Penyaluran Dana Pokok-Pokok Pikiran (Pokir) Tahun Anggaran 2025 Yang Diduga Dialirkan ke Yayasan Cita Mulia,
Jawaposnusantara.com || MOJOKERTO – Dugaan dana Pokok-pokok Pikiran (Pokir) tahun anggaran 2025 yang diduga dialirkan ke Yayasan Cita Mulia, beralamat di Desa Mojokumpul, Kecamatan Kemlagi, Kabupaten Mojokerto, semakin menjadi sorotan publik. Berdasarkan hasil penelusuran dan investigasi tim media di lokasi, hingga saat ini tidak ditemukan adanya papan nama, plang, atau penanda fisik apapun yang mencantumkan sumber anggaran, nilai bantuan, maupun tahun penerimaan dana hibah tersebut.
Informasi yang dihimpun tim media menyebutkan, usulan dana hibah ini diduga kuat berasal dari inisiatif seorang anggota Dewan Perwakilan Rakyat Daerah (DPRD) Kabupaten Mojokerto yang duduk di Fraksi Partai Keadilan Sejahtera (PKS). Mengacu pada mekanisme yang berlaku di lingkungan Pemerintah Kabupaten Mojokerto, setiap usulan dan penyaluran dana hibah kepada lembaga pendidikan atau yayasan wajib diproses, diverifikasi, dan dibahas terlebih dahulu melalui Bagian Kesejahteraan Rakyat (Kesra) Sekretariat Daerah.

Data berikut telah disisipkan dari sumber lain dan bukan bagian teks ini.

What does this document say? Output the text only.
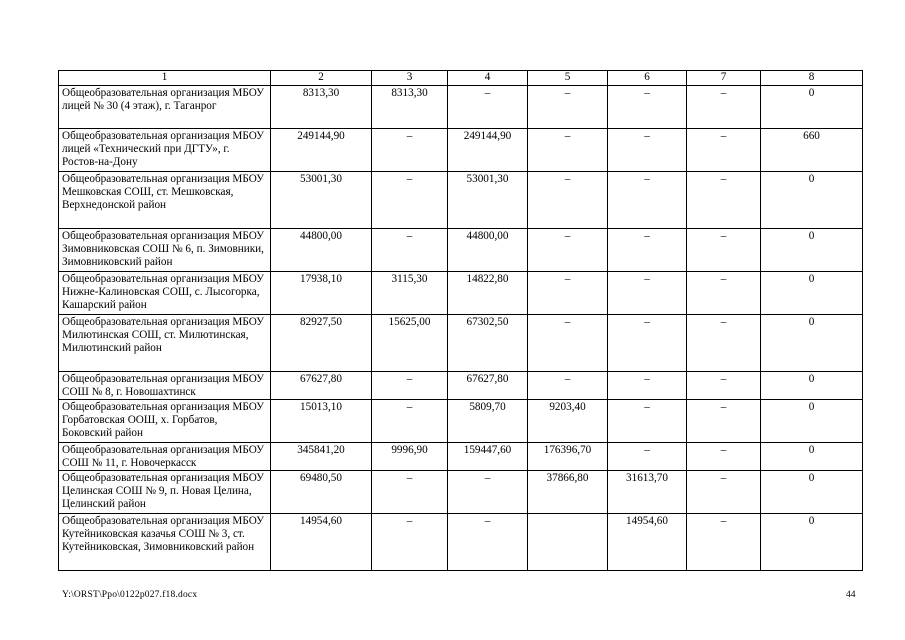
1	2	3	4	5	6	7	8
Общеобразовательная организация МБОУ лицей № 30 (4 этаж), г. Таганрог	8313,30	8313,30	–	–	–	–	0
Общеобразовательная организация МБОУ лицей «Технический при ДГТУ», г. Ростов-на-Дону	249144,90	–	249144,90	–	–	–	660
Общеобразовательная организация МБОУ Мешковская СОШ, ст. Мешковская, Верхнедонской район	53001,30	–	53001,30	–	–	–	0
Общеобразовательная организация МБОУ Зимовниковская СОШ № 6, п. Зимовники, Зимовниковский район	44800,00	–	44800,00	–	–	–	0
Общеобразовательная организация МБОУ Нижне-Калиновская СОШ, с. Лысогорка, Кашарский район	17938,10	3115,30	14822,80	–	–	–	0
Общеобразовательная организация МБОУ Милютинская СОШ, ст. Милютинская, Милютинский район	82927,50	15625,00	67302,50	–	–	–	0
Общеобразовательная организация МБОУ СОШ № 8, г. Новошахтинск	67627,80	–	67627,80	–	–	–	0
Общеобразовательная организация МБОУ Горбатовская ООШ, х. Горбатов, Боковский район	15013,10	–	5809,70	9203,40	–	–	0
Общеобразовательная организация МБОУ СОШ № 11, г. Новочеркасск	345841,20	9996,90	159447,60	176396,70	–	–	0
Общеобразовательная организация МБОУ Целинская СОШ № 9, п. Новая Целина, Целинский район	69480,50	–	–	37866,80	31613,70	–	0
Общеобразовательная организация МБОУ Кутейниковская казачья СОШ № 3, ст. Кутейниковская, Зимовниковский район	14954,60	–	–		14954,60	–	0
Y:\ORST\Ppo\0122p027.f18.docx	44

Untuk mendapatkan kejelasan dan konfirmasi langsung, tim media berupaya menemui Kepala Sekolah di lingkungan yayasan yang menaungi jenjang Kelompok Bermain, Taman Kanak-kanak, hingga Sekolah Dasar Insan Mulia itu. Namun, saat tim tiba, Kepala Sekolah diketahui tidak berada di tempat. Tim kemudian diterima dan berdialog dengan seorang perwakilan guru yang bertugas di lokasi.

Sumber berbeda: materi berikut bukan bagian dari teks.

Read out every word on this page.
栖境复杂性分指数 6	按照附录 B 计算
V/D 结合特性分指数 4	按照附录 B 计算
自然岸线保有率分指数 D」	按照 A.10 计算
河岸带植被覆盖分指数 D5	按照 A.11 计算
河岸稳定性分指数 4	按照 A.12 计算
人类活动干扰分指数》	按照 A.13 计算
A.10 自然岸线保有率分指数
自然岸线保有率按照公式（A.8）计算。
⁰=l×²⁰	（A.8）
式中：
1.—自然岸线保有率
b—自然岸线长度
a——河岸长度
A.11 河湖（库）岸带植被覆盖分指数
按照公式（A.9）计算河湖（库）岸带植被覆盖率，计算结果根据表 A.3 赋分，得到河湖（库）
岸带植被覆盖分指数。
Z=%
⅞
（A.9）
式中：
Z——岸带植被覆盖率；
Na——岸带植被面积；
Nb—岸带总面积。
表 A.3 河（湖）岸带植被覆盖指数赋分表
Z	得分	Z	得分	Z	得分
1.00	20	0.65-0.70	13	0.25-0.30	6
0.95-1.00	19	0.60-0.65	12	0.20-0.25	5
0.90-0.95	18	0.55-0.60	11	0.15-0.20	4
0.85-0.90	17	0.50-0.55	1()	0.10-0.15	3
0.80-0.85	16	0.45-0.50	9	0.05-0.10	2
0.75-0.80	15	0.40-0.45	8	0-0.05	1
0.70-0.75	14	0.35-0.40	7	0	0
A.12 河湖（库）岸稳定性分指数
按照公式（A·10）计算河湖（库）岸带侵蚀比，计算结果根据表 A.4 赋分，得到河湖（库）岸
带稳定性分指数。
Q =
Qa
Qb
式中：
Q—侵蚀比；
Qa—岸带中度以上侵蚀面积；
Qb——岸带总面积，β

Dalam keterangannya secara khusus kepada tim media, guru tersebut membenarkan adanya penerimaan bantuan dan menegaskan bahwa dana yang diterima bersumber dari Bagian Kesejahteraan Rakyat (Kesra) Pemkab Mojokerto.
Bahkan, guru tersebut mengungkapkan fakta penting bahwa lembaga pengawas keuangan negara, yaitu Badan Pemeriksa Keuangan (BPK), diketahui sudah turun langsung ke lokasi dan melakukan pemeriksaan terkait penggunaan anggaran tersebut.
Namun, hal yang menjadi pertanyaan besar sekaligus keresahan yang disampaikan guru tersebut adalah: "Badan Pemeriksa Keuangan saja sudah turun memeriksa ke sini, tapi kenapa sampai sekarang papan nama anggaran atau penanda penerimaan dana tidak dicantumkan dan tidak terpasang di tempat yang jelas?"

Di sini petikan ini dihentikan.